Con el COVID 19 y su destrozadora pandemia hemos terminado viviendo un
duro exilio. Estamos experimentando el camino covidálgico del inmigrante, esa
nostalgia por retornar a la vida que antes teníamos con otros.
Vivimos la melancolía del inmigrante que añora la casa que antes de
este caos tenía.

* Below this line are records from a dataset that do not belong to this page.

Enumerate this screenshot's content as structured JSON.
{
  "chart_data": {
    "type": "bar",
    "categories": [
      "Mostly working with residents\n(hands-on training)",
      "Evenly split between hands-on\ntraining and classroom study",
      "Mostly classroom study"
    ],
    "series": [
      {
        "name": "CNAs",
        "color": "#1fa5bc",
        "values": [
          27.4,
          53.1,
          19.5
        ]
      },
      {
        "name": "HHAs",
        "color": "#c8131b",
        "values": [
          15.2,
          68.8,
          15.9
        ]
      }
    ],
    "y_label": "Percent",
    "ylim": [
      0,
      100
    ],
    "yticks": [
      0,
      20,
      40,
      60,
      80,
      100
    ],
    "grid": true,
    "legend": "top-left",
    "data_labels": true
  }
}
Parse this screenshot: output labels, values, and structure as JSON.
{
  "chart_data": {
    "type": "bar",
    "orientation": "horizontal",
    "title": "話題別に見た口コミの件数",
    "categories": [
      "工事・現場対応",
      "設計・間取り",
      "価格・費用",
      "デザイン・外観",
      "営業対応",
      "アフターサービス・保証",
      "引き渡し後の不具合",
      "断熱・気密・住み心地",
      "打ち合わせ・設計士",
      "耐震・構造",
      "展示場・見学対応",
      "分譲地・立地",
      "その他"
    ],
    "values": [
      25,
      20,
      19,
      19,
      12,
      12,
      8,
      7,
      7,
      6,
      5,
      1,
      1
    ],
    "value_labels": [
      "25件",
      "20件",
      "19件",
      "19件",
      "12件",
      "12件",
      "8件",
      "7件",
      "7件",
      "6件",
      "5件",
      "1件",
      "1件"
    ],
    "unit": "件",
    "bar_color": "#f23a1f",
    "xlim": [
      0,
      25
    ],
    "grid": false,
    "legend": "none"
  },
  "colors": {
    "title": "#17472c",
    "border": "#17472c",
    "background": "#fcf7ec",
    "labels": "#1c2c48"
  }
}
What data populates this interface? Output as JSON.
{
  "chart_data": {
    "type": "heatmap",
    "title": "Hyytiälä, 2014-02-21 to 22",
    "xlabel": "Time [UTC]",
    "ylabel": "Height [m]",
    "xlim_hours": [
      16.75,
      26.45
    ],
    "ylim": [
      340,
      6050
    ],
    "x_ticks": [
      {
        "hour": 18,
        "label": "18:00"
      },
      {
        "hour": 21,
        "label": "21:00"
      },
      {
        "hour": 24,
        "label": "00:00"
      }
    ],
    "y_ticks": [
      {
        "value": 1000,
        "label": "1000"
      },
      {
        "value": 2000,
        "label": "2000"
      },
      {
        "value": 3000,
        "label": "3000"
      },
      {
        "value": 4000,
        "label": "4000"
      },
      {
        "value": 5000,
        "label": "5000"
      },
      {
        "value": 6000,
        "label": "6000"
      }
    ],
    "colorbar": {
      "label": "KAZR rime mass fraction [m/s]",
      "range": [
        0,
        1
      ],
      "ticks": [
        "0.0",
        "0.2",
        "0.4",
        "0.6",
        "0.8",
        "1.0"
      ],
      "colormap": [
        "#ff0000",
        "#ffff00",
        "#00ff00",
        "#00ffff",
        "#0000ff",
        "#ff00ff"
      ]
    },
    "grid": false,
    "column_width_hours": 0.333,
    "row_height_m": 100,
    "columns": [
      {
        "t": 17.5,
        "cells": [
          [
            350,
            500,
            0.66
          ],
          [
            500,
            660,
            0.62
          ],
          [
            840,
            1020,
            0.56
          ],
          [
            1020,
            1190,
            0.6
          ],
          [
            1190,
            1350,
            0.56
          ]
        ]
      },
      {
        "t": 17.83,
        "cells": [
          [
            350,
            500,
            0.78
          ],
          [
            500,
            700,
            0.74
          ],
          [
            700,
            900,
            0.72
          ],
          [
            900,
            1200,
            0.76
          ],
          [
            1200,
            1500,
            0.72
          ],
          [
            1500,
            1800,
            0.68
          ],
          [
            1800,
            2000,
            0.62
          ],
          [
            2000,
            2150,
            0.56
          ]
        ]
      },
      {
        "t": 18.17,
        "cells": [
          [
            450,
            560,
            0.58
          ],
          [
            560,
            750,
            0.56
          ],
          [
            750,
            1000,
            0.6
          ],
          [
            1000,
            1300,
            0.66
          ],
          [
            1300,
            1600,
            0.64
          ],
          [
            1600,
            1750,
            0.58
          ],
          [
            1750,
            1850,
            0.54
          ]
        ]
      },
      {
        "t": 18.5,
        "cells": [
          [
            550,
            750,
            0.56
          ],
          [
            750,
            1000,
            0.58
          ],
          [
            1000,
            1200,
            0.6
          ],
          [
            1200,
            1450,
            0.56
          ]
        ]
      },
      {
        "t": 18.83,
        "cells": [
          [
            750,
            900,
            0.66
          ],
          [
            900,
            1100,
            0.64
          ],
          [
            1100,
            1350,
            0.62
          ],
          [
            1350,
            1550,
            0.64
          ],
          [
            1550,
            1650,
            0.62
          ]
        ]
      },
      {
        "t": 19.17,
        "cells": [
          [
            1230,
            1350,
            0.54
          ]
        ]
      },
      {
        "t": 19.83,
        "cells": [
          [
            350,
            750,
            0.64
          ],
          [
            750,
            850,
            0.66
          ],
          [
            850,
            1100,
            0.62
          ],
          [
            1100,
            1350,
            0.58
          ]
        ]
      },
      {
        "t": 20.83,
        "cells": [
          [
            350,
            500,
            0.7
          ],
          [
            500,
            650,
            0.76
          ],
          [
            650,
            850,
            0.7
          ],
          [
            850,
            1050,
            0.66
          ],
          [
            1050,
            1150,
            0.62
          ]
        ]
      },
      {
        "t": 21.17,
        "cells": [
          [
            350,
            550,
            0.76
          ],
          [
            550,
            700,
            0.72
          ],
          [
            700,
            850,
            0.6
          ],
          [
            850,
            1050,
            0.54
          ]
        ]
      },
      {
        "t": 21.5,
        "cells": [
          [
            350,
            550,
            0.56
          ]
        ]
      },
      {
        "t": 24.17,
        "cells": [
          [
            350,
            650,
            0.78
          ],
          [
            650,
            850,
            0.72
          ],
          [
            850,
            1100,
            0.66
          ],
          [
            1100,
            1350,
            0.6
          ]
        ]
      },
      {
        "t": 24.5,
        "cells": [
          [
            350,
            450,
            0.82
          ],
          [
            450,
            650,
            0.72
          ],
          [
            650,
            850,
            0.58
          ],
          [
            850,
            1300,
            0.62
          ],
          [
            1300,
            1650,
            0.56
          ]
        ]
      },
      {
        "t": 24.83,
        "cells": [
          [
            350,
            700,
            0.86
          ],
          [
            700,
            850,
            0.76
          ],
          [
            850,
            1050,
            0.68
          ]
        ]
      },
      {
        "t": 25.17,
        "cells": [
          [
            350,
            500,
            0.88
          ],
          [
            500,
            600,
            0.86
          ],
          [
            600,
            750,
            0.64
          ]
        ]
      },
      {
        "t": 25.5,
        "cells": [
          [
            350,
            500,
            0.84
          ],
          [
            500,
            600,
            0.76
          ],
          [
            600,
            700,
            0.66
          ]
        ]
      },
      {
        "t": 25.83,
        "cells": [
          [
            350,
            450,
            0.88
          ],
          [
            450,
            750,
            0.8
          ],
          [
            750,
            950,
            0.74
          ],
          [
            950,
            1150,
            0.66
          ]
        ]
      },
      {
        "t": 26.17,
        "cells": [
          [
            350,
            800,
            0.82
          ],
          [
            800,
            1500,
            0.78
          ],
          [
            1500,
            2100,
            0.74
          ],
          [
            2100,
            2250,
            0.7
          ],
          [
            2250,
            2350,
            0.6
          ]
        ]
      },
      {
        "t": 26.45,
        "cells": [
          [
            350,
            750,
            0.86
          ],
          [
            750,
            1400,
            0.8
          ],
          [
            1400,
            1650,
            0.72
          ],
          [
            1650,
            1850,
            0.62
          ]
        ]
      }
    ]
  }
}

Sueña con volver a tener certezas de un mañana ¿tendré
trabajo? ¿Podré construir lo que he estado planificando? ¿Terminaré el año en
este empleo? ¿Hasta cuándo seguiremos en estados de excepción? ¿La vacuna será
lo que se espera?
El encierro nos ha creado esta “Covidalgia”, ese deseo que los griegos
expresaban como el regreso, esa urgencia de volver a “casa”, al lugar y
condiciones de lo vivido gratamente, a la “casa” como lugar de crecimiento y
florecimiento.
La “Covidalgia” es un anhelo profundo, una sed emocional por experimentar
la libertad de movimiento, por caminar sin temores, por volver a ver a
personas, percibir olores, visitar lugares o revivir situaciones que nos
hicieron felices en el pasado y que dan un radical significado a nuestra vida.
El encierro y la distancia social nos han traído síntomas físicos y
psicológicos que hemos vivido en soledad, como el insomnio, el miedo, las
pesadillas, taquicardias, llantos sorpresivos, inestabilidad emocional, enojo,
rabia, impotencia, mayor consumo de alcohol y tranquilizantes.
Todo ello, porque hemos visto nuestras libertades restringidas, y hemos
sido desterrados de nuestras plazas, cines, iglesias, casas de amigos. Vivimos
esa tristeza perturbadora del pensamiento, del ánimo y del actuar de aquellos
que desean regresar a “casa”, a esos lugares comunes que habitábamos y que hoy
gritan una ausencia indomable. Tiene que ver con la lejanía, con el
alejamiento, el destierro, con la pérdida, la soledad y la añoranza de la mesa
grande, la fiesta, los besos y abrazos.